With the so-called bromance between Presidents Vladimir Putin of Russia and Donald J. Trump of the United States at last week’s G20 summit of industrialized nations, relations between the superpowers have certainly come a long, long way since the October 1960 shoe-banging at the United Nations General Assembly by then-Soviet President Nikita Khruschev, triggered by Philippine delegate Lorenzo Sumulong.
Sumulong had lambasted the Union of Soviet Socialist Republics (USSR), the communist predecessor state of today’s Russian Federation, for having “swallowed up” Eastern Europe and “deprive [it] of political and civil rights”. Between 1945 and 1990, the USSR exercised political control over several East European nations, including Poland, Hungary, Czechoslovakia (now Czech Republic and Slovakia) Romania and Bulgaria.
Khruschev waved Sumulong away contemptuously and branded him “a jerk, a stooge, a lackey” and a “toady of American imperialism”. The Soviet leader then took off his right shoe and, by some accounts, banged it on the podium table. Others dispute the banging, and said Khruschev just waved his footwear at Sumulong, an uncle of the late democracy icon and Philippine President Corazon C. Aquino.
From diarchy to undominance
Whatever fate befell the shoe and Sumulong, things have certainly changed immensely for the former global diarchy of USSR and the US of A.
Today, the Soviet empire’s Russian core has shed not just its East European satellite states, but its surrounding republics of Estonia, Latvia, Lithuania, Belarus, Ukraine, Georgia, Kazakhstan, Kyrgistan and Uzbekistan. Plus, its technological lead over most of the world, which, among other firsts, once put the first satellite and the first astronaut in space.
America, meanwhile, is retreating from global leadership, partly because it is now the world’s biggest debtor-nation, endlessly spending hundreds of billions of dollars more than what it earns, burning through mountains of cash borrowed at home and abroad decade after decade.
So, China is now the top trading partner of most economies, and with its Belt and Road Initiative to build a global transport network, the leading source of new aid and investment for many countries.
And now Trump has won a mandate to put America first and stop being the world’s policeman and cheerleader in freer trade and cleaner ways of living and making a living.
Thus, at the G20 summit, Trump was content to let Europe and Japan forge closer trade ties. And a month ago, he pulled the US out of the Paris climate-change accord and ceded green leadership to China and Europe. Is that why the leaders of America and Russia are becoming good friends: both nations have become less globally dominant?
Sure, their guns still make the difference where wars rage or threaten. Last week Trump and Putin agreed to a limited cease-fire in Syria, to better target Islamic State.
Yet, in the other big world security concern—North Korea’s aim to build intercontinental ballistic missiles (ICBM) able to nuke America, helped by its ICBM test last week—the nuclear superpowers stand on opposite sides, with Moscow joining Beijing in pressing Washington to avoid armed action against Pyongyang.

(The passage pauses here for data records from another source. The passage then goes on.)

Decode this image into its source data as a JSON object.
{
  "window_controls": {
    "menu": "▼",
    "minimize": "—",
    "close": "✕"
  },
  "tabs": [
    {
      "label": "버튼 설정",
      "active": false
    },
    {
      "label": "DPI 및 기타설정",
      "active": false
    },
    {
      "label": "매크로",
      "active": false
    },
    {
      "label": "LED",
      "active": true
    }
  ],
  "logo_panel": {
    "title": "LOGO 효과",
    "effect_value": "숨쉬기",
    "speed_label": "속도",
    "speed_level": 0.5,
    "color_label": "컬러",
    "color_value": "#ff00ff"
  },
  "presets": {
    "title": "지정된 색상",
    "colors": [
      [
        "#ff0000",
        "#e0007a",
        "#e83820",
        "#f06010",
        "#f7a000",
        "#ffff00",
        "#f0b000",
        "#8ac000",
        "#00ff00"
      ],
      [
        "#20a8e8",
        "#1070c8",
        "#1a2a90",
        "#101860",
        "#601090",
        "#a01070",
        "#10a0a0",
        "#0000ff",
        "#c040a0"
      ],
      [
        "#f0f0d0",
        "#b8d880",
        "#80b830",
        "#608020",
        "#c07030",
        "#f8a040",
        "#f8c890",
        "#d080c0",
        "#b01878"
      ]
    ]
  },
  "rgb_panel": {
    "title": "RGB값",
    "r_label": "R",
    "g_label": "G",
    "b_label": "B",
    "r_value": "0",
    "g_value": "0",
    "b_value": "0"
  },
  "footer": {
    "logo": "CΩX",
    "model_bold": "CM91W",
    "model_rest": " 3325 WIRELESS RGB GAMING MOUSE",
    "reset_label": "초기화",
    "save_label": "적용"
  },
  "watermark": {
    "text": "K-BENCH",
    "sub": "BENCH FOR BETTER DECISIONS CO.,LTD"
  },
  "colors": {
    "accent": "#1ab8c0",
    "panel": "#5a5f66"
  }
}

When blocs turn into bilaterals
All this is disconcerting to many geopolitical and diplomatic watchers, especially those long comfortable with the certainties and conventions of the 1945-1990 Cold War. Then, allies and enemies were mostly clear, and can even be plotted on the map, with the USSR-ruled “East” in red divided by the totalitarian “Iron Curtain” from the US-led “West” in blue.
But today, Western solidarity in defense and trade is fraying, and so is the Arab-American alliance, with Trump claiming to have instigated the Saudi-led transport and trade boycott of Qatar over its links with Islamist groups suspected of extremist leanings.
Even Washington’s longstanding rivalry with Moscow and Beijing is softening, to gain support for the US agenda in Europe, the Middle East and East Asia. For sure, there is the old saber-rattling—threats to shoot down Western planes in Syria, US carriers and bombers nearing North Korea—and even some actual shooting, with recent attacks on a Syrian air base and the shooting down of a Syrian jet.
But the overarching drive is not alliance interests, but national ones: American and Japanese fears of North Korean nukes, the Western and Russian war on jihadist terror, and China’s need for the North Korean buffer state, and for expanded trade and transport links too many and vast to interdict in war.
So, is this brittle new world better or worse than the rigid, tightly run Cold War camps?
Maybe this is wishful thinking, but Trump and Putin doing deals last week and making sure they don’t give each other reason to play hard ball is more reassuring than a Soviet presidential shoe being hammered before the United Nations over the speech of an imperialist lackey.
Unlike Cold War ideologues, dealmakers won’t incinerate the world.